J'ai dit que le traité enfermait la France dans un tête-à-tête en Europe. Or, pour moi, c'est certainement ce qu'il y a de plus dangereux et de plus inutile ! La France n'a pas à s'enfermer dans un tête-à-tête avec l'Allemagne, tout au contraire. Compte tenu de l'évolution de la géographie de l'Europe qui, hier, faisait de l'Allemagne un pays frontière à l'Est, et qui en fait, aujourd'hui, une sorte de centre, l'intérêt des Français est évidemment de rééquilibrer ses relations avec les autres États membres, en particulier en densifiant celles avec les pays du Sud. Cela ne s'opposerait d'ailleurs pas à l'entente franco-allemande, mais la contrebalancerait. C'est une nécessité absolue. Quelle erreur de penser que tout passe par le couple franco-allemand et, à plus forte raison, d'inscrire dans un traité que l'on prétend avoir des positions communes en Europe, c'est-à-dire que nous formerions une sorte de fraction franco-allemande nous isolant de nos alliés naturels au sud de l'Europe !

De surcroît, ce traité fait l'apologie de l'OTAN, l'Organisation du traité de l'Atlantique nord. Vous vous êtes naguère, vous autres de la majorité, réjouis du contexte particulier créé par l'élection de Trump, grâce auquel nous devions enfin passer à l'idée d'une défense européenne souveraine. Je n'y crois pas non plus puisque nous sommes couverts par la dissuasion nucléaire et qu'il ne saurait être question de la partager avec les autres pays. En attendant, ce que vous dites n'a rien à voir avec ce qui se passe. Rappelez-vous en effet que Mme Annegret Kramp-Karrenbauer, lorsqu'elle présidait la CDU, avait prononcé une déclaration pour le moins hostile aux Français en soutenant, d'une part, que le Parlement européen devait quitter Strasbourg et, d'autre part, que notre siège de la France au Conseil de sécurité des Nations unies devait revenir dans la besace européenne – c'est-à-dire allemande. Or cette dame, qui n'a jamais retiré un mot de ce qu'elle a dit, est désormais ministre de la défense du gouvernement de la République fédérale d'Allemagne, et elle a déclaré que l'idée d'une défense européenne souveraine, indépendante, était une illusion. Ce n'est pas là une passante qui parle dans la rue, mais la ministre de la défense de l'Allemagne. Aussi, que signifient toutes ces gesticulations sur une défense européenne souveraine commune dont les Allemands vous annoncent d'ores et déjà qu'ils ne veulent pas ? Du reste, Mme Merkel elle-même a estimé que c'était une idée riche que le renouveau de la coopération dans l'OTAN.

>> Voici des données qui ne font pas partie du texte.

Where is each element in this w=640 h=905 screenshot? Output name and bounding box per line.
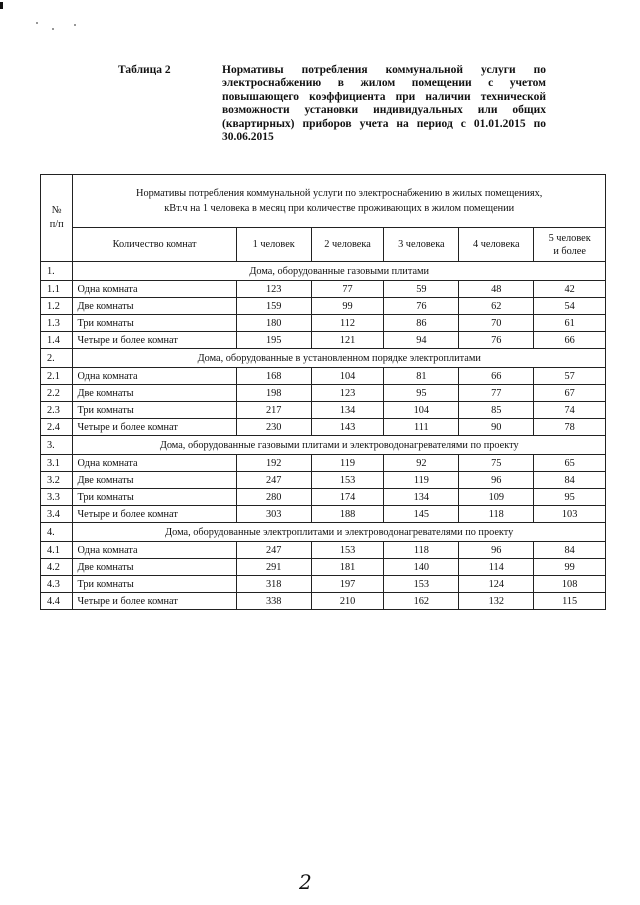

J'en viens à l'indivisibilité de la nation. Je ferai partie jusqu'au bout de ceux qui s'opposent à ce que, sous prétexte de la création de régions transfrontalières, l'unité et l'indivisibilité de la République soient minées. Aucune raison ethnique ni même linguistique ne peut le justifier. La communauté nationale, c'est la communauté légale, et la communauté légale suppose l'unité de la loi : quand il n'y a plus unité de la loi, il n'y a plus unité de la nation. C'est aussi simple que cela, suivant un raisonnement républicain traditionnel ; peut-être faut-il en changer, mais alors vous nous direz comment et pourquoi.

Comme un de nos collègues siégeant sur un autre banc qui vient de s'exprimer, je soutiens qu'il est temps de rééquilibrer nos relations avec nos partenaires en Europe et d'en finir avec la naïveté. Ne vaut que la stricte égalité avec l'Allemagne. Or ce n'est pas ce qui se passe : elle ne tient pas parole. Ainsi, dans le domaine spatial, elle ne réserve pas ses tirs à la fusée Ariane, commune, mais, au contraire, développe ses propres lanceurs. Elle ne tient pas parole concernant l'accord que nous avons conclu sur les chars avec la compagnie Nexter, où elle a fait entrer une deuxième entreprise allemande et où elle fait entrer une entreprise espagnole qui est en concurrence avec les Français. Elle ne tient pas parole concernant les satellites : nous nous étions en effet partagé les secteurs, aux uns, les Français, l'optique, aux autres, les Allemands, le radar ; eh bien, ces derniers ont commencé à développer l'optique et nous avons dû compenser la différence.

Non ! Pas de naïveté dans ce type de relations : nous ne voterons pas votre résolution.